OBJECTIVE: Palliative care (PC) aims to improve patients' and families' quality of life through an approach that relieves physical, psychosocial, and spiritual suffering, although the latter continues to be under-assessed and under-treated. This study aimed to describe the prevalence of physical, psychosocial, and hope assessments documented by a PC team in the first PC consultation.
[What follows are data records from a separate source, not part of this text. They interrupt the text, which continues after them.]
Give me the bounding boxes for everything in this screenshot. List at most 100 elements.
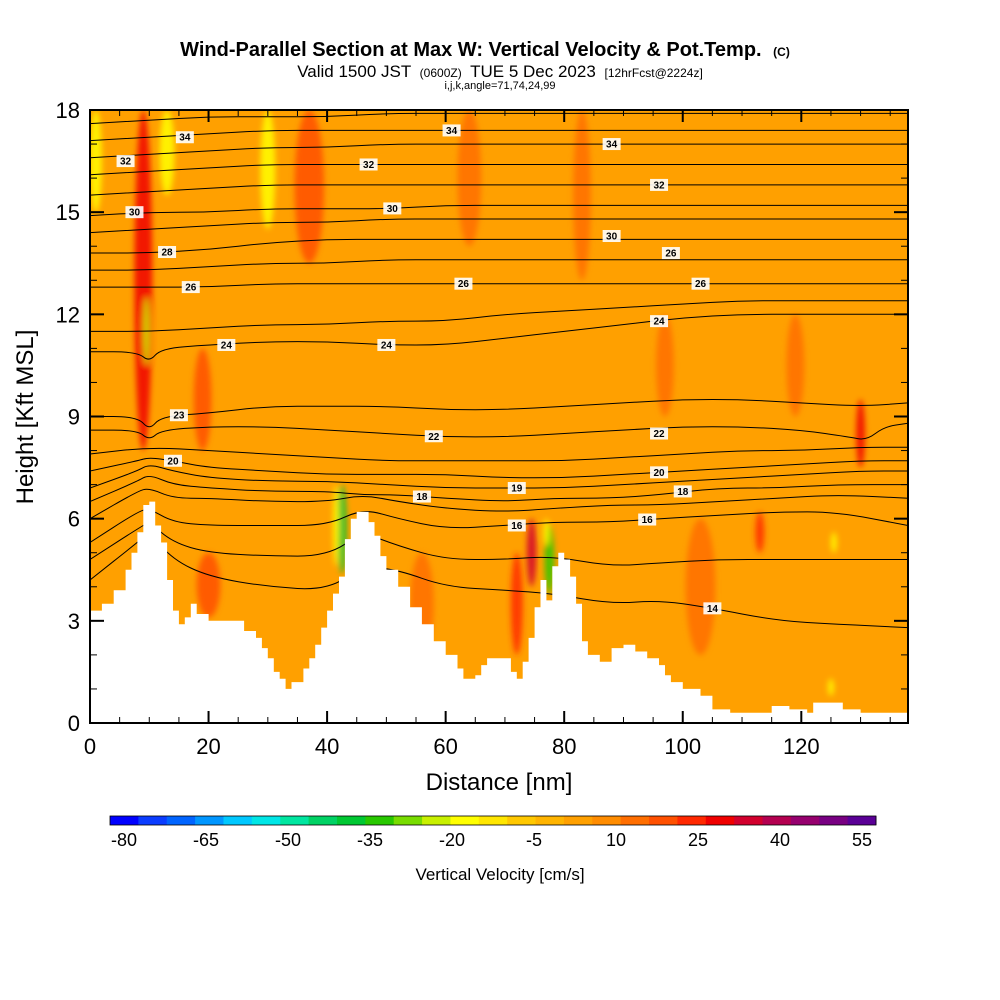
contour-label-extra-1: 30 [125, 206, 144, 219]
contour-label-extra-4-text: 20 [167, 456, 179, 467]
colorbar-swatch-19 [649, 816, 678, 825]
w-feature-1 [159, 110, 175, 196]
contour-label-32-bg [359, 158, 378, 171]
w-feature-19 [573, 110, 591, 281]
contour-label-20: 20 [650, 466, 669, 479]
y-tick-label-12: 12 [56, 302, 80, 327]
valid-date: TUE 5 Dec 2023 [470, 62, 596, 81]
contour-label-18: 18 [412, 490, 431, 503]
theta-contour-33 [90, 143, 908, 159]
x-tick-label-100: 100 [664, 734, 701, 759]
colorbar-swatch-7 [308, 816, 338, 825]
contour-label-extra-13-text: 18 [677, 487, 689, 498]
colorbar-tick-label-7: 25 [688, 830, 708, 850]
contour-label-30-text: 30 [387, 204, 399, 215]
colorbar-swatch-15 [535, 816, 565, 825]
contour-label-extra-10-bg [691, 277, 710, 290]
contour-label-20-text: 20 [653, 468, 665, 479]
w-feature-3 [90, 110, 102, 213]
theta-contour-25 [90, 300, 908, 332]
contour-label-extra-12-text: 22 [653, 429, 665, 440]
contour-label-34-text: 34 [446, 126, 458, 137]
colorbar-swatch-13 [478, 816, 508, 825]
w-feature-13 [510, 552, 523, 655]
contour-label-extra-5-bg [175, 131, 194, 144]
contour-label-extra-3-text: 24 [221, 340, 233, 351]
contour-label-extra-0-bg [116, 155, 135, 168]
contour-label-34: 34 [442, 124, 461, 137]
chart-title: Wind-Parallel Section at Max W: Vertical… [180, 39, 790, 61]
y-tick-label-18: 18 [56, 98, 80, 123]
w-feature-4 [260, 110, 276, 230]
contour-label-extra-7-text: 32 [653, 180, 665, 191]
plot-frame [89, 109, 909, 724]
contour-label-extra-14: 16 [507, 519, 526, 532]
colorbar-swatch-5 [251, 816, 281, 825]
colorbar-tick-label-4: -20 [439, 830, 465, 850]
colorbar-tick-label-8: 40 [770, 830, 790, 850]
y-tick-label-9: 9 [68, 405, 80, 430]
contour-label-19-bg [507, 482, 526, 495]
colorbar-swatch-14 [507, 816, 537, 825]
contour-label-extra-7: 32 [650, 178, 669, 191]
colorbar-tick-label-3: -35 [357, 830, 383, 850]
w-feature-22 [786, 314, 805, 417]
vertical-velocity-features [90, 110, 866, 696]
contour-label-extra-11: 24 [650, 315, 669, 328]
theta-contour-19 [90, 465, 908, 489]
contour-label-26-bg [454, 277, 473, 290]
colorbar-tick-label-6: 10 [606, 830, 626, 850]
contour-label-extra-10-text: 26 [695, 279, 707, 290]
w-feature-12 [543, 518, 550, 546]
contour-label-extra-8-text: 30 [606, 232, 618, 243]
contour-label-extra-10: 26 [691, 277, 710, 290]
colorbar-frame [109, 815, 877, 826]
theta-contour-21 [90, 446, 908, 462]
theta-contour-23 [90, 398, 908, 428]
contour-label-extra-9-bg [661, 247, 680, 260]
theta-contour-32 [90, 164, 908, 176]
potential-temperature-contours [90, 112, 908, 629]
w-feature-21 [685, 518, 716, 655]
colorbar-swatch-17 [592, 816, 622, 825]
contour-label-19: 19 [507, 482, 526, 495]
contour-label-23-text: 23 [173, 411, 185, 422]
y-tick-label-6: 6 [68, 507, 80, 532]
contour-label-14-text: 14 [707, 604, 719, 615]
contour-label-32-text: 32 [363, 160, 375, 171]
theta-contour-16 [90, 509, 908, 543]
theta-contour-34 [90, 129, 908, 142]
colorbar-swatch-24 [790, 816, 820, 825]
contour-label-extra-5-text: 34 [179, 133, 191, 144]
contour-label-14: 14 [703, 602, 722, 615]
colorbar-swatch-0 [110, 816, 139, 825]
colorbar-swatch-10 [393, 816, 423, 825]
contour-label-extra-2: 26 [181, 281, 200, 294]
valid-time-line: Valid 1500 JST (0600Z) TUE 5 Dec 2023 [1… [297, 62, 703, 81]
colorbar-swatch-1 [138, 816, 168, 825]
colorbar: -80 -65 -50 -35 -20 -5 10 25 40 55 [109, 815, 877, 850]
colorbar-swatch-22 [734, 816, 764, 825]
contour-label-extra-11-text: 24 [653, 317, 665, 328]
contour-label-28-bg [158, 246, 177, 259]
forecast-info: [12hrFcst@2224z] [605, 66, 703, 80]
theta-contour-24 [90, 313, 908, 360]
contour-label-extra-6-text: 34 [606, 140, 618, 151]
contour-label-extra-1-text: 30 [129, 208, 141, 219]
colorbar-swatch-20 [677, 816, 707, 825]
w-feature-16 [827, 678, 834, 696]
contour-label-extra-2-bg [181, 281, 200, 294]
x-tick-label-60: 60 [433, 734, 457, 759]
contour-label-24-text: 24 [381, 340, 393, 351]
colorbar-swatch-16 [563, 816, 593, 825]
w-feature-15 [856, 399, 866, 468]
contour-label-16-bg [638, 513, 657, 526]
contour-label-extra-6-bg [602, 138, 621, 151]
contour-label-24: 24 [377, 338, 396, 351]
colorbar-swatch-8 [336, 816, 366, 825]
chart-title-units: (C) [773, 45, 790, 59]
grid-info: i,j,k,angle=71,74,24,99 [444, 80, 555, 92]
colorbar-swatch-4 [223, 816, 253, 825]
contour-label-18-bg [412, 490, 431, 503]
colorbar-swatch-25 [819, 816, 849, 825]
METHOD: The retrospective descriptive analysis of all first PC consultations registered in our anonymized database (December 2018-January 2020), searching for written documentation regarding (1) Edmonton Symptom Assessment Scale (ESAS) physical subscale (pain, tiredness, nausea, drowsiness, appetite, shortness of breath, constipation, insomnia, and well-being), (2) the single question "Are you depressed?" (SQD), (3) the question "Do you feel anxious?" (SQA), (4) feeling a burden, (5) hope-related concerns, (6) the dignity question (DQ), and (7) will to live (WtL). RESULTS: Of the 174 total of patients anonymously registered in our database, 141 PC home patients were considered for analysis; 63% were male, average age was 70 years, the majority had malignancies (82%), with a mean performance status of 52%. Evidence of written documentation was (1) ESAS pain (96%), tiredness (89%), nausea (89%), drowsiness (79%), appetite (89%), shortness of breath (82%), constipation (74%), insomnia (72%), and well-being (52%); (2) the SQD (39%); (3) the SQA (11%); (4) burden (26%); (5) hope (11%); (6) the DQ (33%); and (7) WtL (33%).Significant differences were found between the frequencies of all documented items of the ESAS physical subscale (29%), and all documented psychosocial items (SQD + SQA + burden + DQ) (1%), hope (11%), and WtL (33%) (p = 0.0000; p = 0.0005; p = 0.0181, respectively). SIGNIFICANCE OF RESULTS: There were differences between documentation of psychosocial, hope, and physical assessments after the first PC consultation, with the latter being much more frequent. Further research using multicenter data is now required to help identify barriers in assessing and documenting non-physical domains of end-of-life experience.